Actually, the question can only be secondary. If Christianity is true, such an error about Holy Trinity (or supposed such) cannot get support by a fake verse becoming Textus Receptus. God will preserve His Word's words.
If Christianity were false, we would be able to tell from many more important issues than a doubt about the text.
5:54 paraphrase.
Now, I think St John regularly paraphrased Jesus whenever he said "Jesus said to the Jews, woe to ye, for ..."
In synoptics we would see "Jesus said, woe to ye, Pharisees and Sadducees" or whatever specific group of Jewish people Jesus was adressing.
St John is, after AD 70, using "Jews" - but not letting Jesus use "Jews", except before Pilate, as a synonym for Christ's enemies.

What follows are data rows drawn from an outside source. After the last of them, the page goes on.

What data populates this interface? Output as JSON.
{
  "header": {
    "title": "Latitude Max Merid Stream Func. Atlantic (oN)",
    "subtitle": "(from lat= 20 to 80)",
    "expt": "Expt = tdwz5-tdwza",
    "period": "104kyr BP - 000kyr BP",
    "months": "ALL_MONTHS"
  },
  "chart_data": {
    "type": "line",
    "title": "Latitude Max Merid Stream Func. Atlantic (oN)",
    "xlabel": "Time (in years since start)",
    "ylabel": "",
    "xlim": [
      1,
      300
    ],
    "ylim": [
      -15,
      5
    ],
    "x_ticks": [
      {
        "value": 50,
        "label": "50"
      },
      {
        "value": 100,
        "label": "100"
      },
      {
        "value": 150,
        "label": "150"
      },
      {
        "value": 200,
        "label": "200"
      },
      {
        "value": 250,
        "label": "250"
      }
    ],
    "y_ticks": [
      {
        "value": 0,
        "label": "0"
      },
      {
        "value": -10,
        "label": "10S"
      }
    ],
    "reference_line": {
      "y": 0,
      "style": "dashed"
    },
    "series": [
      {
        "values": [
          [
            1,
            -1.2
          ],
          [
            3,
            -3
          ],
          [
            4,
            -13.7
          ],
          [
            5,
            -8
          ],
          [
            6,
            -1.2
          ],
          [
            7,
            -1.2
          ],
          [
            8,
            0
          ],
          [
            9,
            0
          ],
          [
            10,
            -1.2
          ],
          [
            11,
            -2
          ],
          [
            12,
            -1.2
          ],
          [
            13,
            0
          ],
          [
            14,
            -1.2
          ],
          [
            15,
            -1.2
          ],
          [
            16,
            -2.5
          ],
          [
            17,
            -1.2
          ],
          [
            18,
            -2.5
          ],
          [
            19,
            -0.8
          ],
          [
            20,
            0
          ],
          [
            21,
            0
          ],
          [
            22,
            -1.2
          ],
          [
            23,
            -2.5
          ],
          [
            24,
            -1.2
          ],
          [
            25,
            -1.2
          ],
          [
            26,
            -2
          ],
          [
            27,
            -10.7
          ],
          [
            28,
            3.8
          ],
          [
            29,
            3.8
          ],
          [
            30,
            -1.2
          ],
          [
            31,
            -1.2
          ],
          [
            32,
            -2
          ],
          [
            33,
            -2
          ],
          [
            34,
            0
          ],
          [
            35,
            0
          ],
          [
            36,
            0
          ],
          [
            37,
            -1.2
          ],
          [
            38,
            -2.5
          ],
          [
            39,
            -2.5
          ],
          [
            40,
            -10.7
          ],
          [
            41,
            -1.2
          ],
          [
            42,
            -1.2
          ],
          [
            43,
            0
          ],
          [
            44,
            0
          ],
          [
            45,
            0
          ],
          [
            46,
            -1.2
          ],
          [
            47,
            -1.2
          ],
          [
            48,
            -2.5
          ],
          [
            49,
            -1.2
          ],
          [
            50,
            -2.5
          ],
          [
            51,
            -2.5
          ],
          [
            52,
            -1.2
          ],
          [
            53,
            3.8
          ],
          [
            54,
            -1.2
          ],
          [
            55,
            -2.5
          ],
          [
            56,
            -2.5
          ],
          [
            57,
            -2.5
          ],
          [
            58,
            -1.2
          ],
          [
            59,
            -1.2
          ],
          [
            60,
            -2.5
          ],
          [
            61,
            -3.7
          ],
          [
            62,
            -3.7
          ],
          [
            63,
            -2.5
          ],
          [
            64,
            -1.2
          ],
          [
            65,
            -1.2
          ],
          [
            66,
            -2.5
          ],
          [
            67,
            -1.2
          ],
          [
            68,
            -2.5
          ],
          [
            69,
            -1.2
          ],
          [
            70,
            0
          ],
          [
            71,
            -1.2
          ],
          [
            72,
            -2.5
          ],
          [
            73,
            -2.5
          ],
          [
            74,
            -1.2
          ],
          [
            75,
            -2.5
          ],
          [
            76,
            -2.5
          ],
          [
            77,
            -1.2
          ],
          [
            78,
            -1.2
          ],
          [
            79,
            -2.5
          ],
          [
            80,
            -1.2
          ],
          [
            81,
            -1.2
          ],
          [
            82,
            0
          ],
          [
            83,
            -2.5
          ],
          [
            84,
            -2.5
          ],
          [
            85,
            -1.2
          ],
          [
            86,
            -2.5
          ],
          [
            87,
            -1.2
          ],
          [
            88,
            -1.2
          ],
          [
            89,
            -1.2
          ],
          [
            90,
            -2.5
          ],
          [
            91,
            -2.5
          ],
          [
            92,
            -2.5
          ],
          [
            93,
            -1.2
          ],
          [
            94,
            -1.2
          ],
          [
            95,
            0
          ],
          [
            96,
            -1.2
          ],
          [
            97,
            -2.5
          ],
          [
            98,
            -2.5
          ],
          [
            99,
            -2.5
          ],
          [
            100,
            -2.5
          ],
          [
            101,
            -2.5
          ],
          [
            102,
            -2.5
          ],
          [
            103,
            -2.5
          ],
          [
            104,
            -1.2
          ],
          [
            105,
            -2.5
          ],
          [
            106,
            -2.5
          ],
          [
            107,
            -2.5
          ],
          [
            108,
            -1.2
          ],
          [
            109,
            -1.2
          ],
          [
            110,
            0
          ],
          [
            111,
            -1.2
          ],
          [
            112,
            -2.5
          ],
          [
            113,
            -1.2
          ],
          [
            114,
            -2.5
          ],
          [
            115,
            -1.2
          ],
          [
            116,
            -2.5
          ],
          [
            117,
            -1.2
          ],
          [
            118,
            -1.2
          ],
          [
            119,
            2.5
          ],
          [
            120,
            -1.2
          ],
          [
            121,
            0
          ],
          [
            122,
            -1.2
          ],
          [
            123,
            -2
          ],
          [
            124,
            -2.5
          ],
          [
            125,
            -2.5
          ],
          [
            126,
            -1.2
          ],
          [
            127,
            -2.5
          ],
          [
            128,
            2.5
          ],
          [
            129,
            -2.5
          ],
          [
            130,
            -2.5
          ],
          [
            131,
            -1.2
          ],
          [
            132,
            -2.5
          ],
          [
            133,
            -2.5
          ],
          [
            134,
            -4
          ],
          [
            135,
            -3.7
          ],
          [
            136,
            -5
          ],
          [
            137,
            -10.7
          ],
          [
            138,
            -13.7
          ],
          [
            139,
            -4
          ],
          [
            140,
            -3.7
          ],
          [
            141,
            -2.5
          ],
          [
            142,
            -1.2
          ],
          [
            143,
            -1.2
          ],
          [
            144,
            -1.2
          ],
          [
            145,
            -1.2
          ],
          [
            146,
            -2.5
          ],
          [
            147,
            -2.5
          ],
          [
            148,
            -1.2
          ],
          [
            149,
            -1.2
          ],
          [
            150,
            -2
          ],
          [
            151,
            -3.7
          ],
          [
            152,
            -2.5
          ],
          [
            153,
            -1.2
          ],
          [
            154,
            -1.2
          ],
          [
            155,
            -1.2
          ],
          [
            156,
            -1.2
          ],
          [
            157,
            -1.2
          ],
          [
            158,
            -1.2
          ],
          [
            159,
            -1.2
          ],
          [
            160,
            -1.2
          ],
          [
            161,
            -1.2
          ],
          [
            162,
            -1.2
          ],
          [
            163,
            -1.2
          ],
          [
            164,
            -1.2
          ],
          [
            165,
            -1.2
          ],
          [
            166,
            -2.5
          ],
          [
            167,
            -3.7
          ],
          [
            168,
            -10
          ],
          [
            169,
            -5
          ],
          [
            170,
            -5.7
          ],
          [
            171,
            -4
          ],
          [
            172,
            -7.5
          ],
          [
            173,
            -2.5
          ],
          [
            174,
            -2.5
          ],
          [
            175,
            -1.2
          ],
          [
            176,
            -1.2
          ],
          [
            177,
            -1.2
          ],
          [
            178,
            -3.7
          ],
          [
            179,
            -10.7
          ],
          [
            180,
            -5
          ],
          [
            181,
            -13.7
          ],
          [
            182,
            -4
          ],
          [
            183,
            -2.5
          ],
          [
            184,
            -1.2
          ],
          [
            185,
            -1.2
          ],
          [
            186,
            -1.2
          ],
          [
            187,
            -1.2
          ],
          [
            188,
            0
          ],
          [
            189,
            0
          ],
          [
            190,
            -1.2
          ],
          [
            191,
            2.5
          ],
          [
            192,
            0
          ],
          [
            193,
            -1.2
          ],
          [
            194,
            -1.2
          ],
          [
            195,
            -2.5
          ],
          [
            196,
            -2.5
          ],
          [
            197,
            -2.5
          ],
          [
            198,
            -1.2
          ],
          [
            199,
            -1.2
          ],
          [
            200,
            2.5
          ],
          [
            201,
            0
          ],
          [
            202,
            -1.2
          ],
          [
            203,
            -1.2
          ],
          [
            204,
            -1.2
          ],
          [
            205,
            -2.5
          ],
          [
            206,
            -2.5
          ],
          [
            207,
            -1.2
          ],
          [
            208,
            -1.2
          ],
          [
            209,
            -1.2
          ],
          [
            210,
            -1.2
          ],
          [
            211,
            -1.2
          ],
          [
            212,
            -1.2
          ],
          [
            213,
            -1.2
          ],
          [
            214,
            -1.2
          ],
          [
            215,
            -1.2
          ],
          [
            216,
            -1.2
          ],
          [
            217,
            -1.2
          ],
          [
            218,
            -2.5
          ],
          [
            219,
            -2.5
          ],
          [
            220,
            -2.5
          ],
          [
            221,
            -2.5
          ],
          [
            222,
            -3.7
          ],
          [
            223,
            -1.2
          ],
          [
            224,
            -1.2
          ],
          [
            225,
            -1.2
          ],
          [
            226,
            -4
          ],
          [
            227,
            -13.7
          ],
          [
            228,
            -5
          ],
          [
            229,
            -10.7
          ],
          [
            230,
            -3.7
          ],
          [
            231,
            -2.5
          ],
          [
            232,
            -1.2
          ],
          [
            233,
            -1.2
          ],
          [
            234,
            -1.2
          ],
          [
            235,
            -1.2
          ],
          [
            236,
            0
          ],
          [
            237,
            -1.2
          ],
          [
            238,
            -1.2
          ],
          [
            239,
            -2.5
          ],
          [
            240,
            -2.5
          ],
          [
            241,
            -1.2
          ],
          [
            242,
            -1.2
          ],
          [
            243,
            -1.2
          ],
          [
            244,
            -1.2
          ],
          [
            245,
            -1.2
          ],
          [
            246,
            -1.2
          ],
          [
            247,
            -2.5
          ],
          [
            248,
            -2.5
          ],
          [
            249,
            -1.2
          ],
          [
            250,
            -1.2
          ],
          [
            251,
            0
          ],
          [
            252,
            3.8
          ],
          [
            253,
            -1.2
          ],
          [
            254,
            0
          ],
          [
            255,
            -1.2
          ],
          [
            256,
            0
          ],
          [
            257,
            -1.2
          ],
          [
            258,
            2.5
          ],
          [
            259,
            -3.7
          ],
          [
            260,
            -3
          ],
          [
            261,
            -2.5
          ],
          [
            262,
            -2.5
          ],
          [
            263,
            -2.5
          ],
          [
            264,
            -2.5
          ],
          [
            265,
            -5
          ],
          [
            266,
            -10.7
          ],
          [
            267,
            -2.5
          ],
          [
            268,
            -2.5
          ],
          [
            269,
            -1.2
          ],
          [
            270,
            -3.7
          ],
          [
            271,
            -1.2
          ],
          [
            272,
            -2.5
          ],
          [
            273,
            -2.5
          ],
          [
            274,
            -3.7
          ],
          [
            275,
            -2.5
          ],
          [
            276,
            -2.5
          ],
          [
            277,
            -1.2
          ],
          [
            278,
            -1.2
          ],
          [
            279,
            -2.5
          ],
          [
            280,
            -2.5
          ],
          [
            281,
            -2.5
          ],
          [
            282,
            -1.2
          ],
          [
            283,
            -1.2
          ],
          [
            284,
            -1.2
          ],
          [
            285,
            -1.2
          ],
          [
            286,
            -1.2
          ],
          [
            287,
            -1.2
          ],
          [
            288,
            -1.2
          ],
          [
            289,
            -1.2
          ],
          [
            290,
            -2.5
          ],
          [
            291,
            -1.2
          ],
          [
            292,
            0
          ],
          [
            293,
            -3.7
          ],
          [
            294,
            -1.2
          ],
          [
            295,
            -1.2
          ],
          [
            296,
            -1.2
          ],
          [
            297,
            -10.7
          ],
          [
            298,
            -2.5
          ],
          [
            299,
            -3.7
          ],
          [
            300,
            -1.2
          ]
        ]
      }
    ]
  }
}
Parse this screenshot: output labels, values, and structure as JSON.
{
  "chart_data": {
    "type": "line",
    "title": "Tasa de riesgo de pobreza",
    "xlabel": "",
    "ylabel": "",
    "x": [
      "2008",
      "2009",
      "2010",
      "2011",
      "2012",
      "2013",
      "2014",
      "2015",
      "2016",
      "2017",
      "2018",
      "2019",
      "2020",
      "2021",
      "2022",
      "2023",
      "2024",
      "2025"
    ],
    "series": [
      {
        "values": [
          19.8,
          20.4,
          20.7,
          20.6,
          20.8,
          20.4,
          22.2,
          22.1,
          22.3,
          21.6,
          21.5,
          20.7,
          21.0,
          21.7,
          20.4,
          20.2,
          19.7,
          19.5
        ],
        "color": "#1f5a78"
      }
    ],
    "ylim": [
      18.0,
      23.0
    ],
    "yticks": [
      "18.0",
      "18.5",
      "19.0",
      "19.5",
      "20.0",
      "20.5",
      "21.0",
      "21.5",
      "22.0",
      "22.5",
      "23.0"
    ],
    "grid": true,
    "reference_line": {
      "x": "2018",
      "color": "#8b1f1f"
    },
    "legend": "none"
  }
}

6:38 - you mean the prevalent culture in Jewish community of discipleship back then involved highly developed memory.
"Back then" vs "now" is not relevant. Hindoos memorising Mahabharata verses are probably even more impressive than the disciples of Our Lord.
But then, Our Lord gave shorter taxations on their memories than the cantos of Mahabharata.
It does matter if we can get "verbatim" what kind of exception if any Christ envisaged for indissolubility of marriage, or whether "Peter" and "rock" mean same thing or different things (Greek has different words, Aramaic same one, Kipha). And we can.
Also, the guys can have carried tablets of wax and taken notes while He spoke. Verse 1 of a speech written down by Peter, up to full stop or colon, verse 2 by Andrew, verse 3 by James, verse 4 by John. And so on.
Afterwards, Peter, Andrew, James, John and the other eight read the talk over and over again, until all are fluent in whatever the others noted as well.
And then, clean the wax tablets and be ready to use them for next speech.